Sábio quem souber viver com toda profundidade, os meandros sutis e inspiradores da primavera. Terá armazenado para estações futuras, mais desgastantes, força e lembranças, assim como a revindita das agruras já passadas.
Porque sou do tempo em que havia espaço para todos e havia jardins...
Que tempo é esse? De que espaço estamos falando? De quem estamos falando? Falamos dos idosos, dos velhos, das pessoas que estão com mais de 60 anos. A vida média das pessoas aumentou, hoje já se vive mais de 90 anos lúcido e forte e a pergunta que fica é: o que fazer com nossos velhos?
Não podemos ignorar a existência deles e muito menos sua capacidade de ação, seu conhecimento, sua vontade de agir e ser útil. Precisamos utilizar esse repertório de saberes, devemos recorrer à sapiência armazenada do velho, saber resgatá-la e ampliá-la.
Do velho e bom provérbio à receita de bolo, dos chás medicinais às cantigas de ninar, das brincadeiras às sortes nas noites de junho, das histórias contadas na cozinha ao passeio na praça ao redor do coreto, das técnicas de trabalho à construção de uma engenhoca, das maneiras de se cultivar o solo aos costumes familiares... tudo isso são vivências!
Relembrar, recordar, rememorar, só podemos nos recorrer a esses artifícios se nos permitirmos viver. O ritmo atual da vida é muito rápido, o tempo parece ser cada vez mais curto, nossos compromissos aumentam a cada dia, acumulamos obrigações e deveres que nem sempre são nossos, nos impomos sermos lindos, ricos e felizes e quase sempre esquecemos de viver.
Na correria do dia-a-dia sequer olhamos o ambiente em que estamos, nossos companheiros de trabalho, nossos filhos, nossa casa, e assim vamos passando o tempo sem criar vínculos fortes com nada, tudo é descartável, da roupa ao eletrodoméstico e até os amigos.

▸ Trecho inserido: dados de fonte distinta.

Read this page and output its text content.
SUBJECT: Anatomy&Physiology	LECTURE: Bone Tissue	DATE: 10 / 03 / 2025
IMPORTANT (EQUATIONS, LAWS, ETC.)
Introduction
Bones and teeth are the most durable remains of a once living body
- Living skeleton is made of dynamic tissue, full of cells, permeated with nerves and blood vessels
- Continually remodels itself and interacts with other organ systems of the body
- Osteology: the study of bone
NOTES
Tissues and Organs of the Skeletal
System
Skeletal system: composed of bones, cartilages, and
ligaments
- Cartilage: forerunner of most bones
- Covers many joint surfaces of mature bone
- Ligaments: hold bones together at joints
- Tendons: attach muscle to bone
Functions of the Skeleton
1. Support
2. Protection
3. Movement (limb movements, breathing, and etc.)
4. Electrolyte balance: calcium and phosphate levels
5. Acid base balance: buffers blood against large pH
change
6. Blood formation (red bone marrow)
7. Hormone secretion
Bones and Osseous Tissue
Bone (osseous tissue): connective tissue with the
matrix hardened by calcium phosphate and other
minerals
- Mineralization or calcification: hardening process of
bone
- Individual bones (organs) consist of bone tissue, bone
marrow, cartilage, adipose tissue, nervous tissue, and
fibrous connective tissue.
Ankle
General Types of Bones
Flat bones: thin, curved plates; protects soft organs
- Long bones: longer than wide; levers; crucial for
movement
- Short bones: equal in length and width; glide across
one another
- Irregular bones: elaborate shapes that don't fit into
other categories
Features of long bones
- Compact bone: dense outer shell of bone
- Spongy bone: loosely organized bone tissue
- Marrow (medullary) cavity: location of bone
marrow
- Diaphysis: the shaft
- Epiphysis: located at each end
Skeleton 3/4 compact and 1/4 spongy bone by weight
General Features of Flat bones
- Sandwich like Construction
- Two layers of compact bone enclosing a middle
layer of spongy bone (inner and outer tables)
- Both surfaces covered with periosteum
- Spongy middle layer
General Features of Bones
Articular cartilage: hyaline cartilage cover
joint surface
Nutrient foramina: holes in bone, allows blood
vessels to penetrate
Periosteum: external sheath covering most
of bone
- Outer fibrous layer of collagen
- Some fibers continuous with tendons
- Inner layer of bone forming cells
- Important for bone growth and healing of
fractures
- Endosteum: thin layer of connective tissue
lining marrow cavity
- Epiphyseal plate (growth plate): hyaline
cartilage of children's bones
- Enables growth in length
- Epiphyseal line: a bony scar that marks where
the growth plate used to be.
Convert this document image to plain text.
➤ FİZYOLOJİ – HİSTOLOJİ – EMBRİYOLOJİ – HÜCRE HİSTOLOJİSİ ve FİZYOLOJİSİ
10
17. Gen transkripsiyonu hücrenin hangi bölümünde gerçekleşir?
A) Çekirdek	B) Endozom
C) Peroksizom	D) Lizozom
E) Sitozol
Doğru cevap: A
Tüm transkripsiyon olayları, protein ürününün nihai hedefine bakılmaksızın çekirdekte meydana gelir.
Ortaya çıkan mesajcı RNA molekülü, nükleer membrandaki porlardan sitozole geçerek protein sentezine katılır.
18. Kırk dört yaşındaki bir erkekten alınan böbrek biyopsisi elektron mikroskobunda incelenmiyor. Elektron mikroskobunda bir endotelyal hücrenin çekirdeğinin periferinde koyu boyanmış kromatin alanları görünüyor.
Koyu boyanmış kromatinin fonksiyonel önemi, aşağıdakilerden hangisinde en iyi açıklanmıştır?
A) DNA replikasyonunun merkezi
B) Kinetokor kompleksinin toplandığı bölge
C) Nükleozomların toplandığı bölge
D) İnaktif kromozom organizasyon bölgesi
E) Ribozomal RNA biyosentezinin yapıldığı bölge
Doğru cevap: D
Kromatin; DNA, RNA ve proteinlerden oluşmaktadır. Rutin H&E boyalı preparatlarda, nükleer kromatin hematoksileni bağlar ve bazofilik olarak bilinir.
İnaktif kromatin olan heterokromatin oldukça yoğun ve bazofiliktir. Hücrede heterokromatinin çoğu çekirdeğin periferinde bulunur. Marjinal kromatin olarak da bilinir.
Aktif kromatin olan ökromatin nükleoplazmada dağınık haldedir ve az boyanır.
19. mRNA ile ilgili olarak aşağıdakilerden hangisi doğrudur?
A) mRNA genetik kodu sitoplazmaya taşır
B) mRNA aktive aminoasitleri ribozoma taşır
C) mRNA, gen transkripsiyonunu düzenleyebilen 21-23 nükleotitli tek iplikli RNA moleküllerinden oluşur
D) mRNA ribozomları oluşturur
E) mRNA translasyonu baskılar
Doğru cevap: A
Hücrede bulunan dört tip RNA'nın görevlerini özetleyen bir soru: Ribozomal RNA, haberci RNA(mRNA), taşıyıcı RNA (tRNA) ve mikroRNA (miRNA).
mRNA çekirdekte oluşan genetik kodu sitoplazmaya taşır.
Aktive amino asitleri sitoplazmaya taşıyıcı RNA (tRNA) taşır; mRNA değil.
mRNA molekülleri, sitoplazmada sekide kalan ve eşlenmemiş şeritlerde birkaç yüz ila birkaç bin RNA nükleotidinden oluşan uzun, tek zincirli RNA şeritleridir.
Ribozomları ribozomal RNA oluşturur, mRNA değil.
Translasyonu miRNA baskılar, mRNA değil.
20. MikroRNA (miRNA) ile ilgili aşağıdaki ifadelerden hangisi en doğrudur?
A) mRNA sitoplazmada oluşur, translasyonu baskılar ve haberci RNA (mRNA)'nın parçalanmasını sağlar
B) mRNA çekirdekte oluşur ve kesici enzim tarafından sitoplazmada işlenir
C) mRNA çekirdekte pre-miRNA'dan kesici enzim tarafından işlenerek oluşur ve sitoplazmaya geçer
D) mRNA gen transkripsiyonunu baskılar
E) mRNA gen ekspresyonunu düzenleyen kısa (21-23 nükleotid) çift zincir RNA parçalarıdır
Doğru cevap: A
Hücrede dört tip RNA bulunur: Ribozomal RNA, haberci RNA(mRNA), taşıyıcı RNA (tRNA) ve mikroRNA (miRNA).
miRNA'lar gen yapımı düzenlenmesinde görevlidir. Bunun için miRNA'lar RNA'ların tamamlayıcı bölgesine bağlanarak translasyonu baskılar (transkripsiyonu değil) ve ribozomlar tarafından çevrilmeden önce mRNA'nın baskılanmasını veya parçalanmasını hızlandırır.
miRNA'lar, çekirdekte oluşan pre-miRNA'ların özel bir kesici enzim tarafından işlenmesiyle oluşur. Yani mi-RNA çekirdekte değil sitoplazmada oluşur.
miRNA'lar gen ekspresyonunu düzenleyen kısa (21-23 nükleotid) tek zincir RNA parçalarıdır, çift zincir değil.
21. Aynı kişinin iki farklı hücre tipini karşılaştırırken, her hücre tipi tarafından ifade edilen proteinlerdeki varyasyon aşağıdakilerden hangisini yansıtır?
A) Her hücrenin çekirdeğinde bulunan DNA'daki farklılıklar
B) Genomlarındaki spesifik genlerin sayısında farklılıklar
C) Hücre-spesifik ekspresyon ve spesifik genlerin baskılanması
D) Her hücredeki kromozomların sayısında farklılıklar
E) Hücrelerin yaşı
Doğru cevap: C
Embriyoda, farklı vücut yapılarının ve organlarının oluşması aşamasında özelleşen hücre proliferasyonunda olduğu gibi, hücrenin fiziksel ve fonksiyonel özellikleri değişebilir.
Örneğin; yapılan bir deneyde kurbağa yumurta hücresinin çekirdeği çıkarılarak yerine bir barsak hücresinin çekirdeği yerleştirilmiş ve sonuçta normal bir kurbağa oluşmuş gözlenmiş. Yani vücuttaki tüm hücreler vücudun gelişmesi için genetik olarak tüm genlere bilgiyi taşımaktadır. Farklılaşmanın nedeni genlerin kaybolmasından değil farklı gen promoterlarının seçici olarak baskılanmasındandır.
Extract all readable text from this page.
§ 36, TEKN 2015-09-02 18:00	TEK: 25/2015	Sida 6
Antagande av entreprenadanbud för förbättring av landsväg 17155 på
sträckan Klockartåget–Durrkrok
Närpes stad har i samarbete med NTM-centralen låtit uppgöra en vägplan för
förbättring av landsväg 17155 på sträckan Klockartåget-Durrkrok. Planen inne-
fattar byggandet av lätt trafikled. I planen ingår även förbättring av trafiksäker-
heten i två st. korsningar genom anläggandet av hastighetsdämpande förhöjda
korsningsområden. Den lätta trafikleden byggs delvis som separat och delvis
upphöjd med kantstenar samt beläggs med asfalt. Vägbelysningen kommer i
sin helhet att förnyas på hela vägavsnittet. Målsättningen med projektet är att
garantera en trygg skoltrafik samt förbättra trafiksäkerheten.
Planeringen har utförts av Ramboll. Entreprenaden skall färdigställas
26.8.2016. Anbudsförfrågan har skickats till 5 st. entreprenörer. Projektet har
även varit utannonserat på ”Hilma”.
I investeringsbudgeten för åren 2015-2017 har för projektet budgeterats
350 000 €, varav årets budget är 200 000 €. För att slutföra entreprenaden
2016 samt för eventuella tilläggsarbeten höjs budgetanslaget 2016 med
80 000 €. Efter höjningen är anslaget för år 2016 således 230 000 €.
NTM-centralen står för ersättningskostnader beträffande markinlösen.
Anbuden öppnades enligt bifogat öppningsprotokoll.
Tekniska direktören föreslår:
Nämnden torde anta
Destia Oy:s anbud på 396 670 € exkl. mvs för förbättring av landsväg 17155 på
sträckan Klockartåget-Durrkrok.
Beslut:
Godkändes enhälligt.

Sábio quem souber viver com toda profundidade..., sábio quem souber cultivar amizades verdadeiras, sábio quem se permitir sonhar, sábio quem somar, multiplicar e depois dividir para ampliar e disseminar saberes, sábio quem souber ouvir e refletir.
Estamos no inverno... o inverno é o cômputo de todo um passado, uma sabedoria feita de vivência, experiências sedimentadas através de risos e lágrimas e muito amor... todas as estações vividas ainda vibram em nós e estas longas noites de inverno são a ocasião propícia que a vida nos oferece para recordarmos.
Na memória dos mais velhos é que está nossa grande herança. É o velho que detém saberes, é do velho a função de lembrar e aconselhar, é dele que deveríamos extrair a sabedoria, a competência, as experiências, pois ele é o guardião de tradições, de histórias, que devem se reproduzir e gerar muitas outras, através de gerações e gerações.
Resgatar, registrar, ativar essa memória fará dos nossos velhos pessoas transmissoras de talentos e saberes tão úteis à sociedade e à preservação da cultura e de nós, sujeitos receptores, pessoas melhores, mais atentas, mais cuidadosas, mais capacitadas a entender e continuar construindo a história do nosso país.
Revigoramo-nos recordando antigos amanheceres... sábio quem souber viver com toda profundidade... terá armazenado para estações futuras, mais desgastantes, força e lembranças... na esteira do destino, rico é aquele que sabe cultivar, e a cultura é própria do homem.
(*) Leila Grassi é professora de Cultura Brasileira, colaboradora de Ju Machado-Escritório de Arte. As citações foram retiradas do livro Estações, de Adelaide Reis de Magalhães.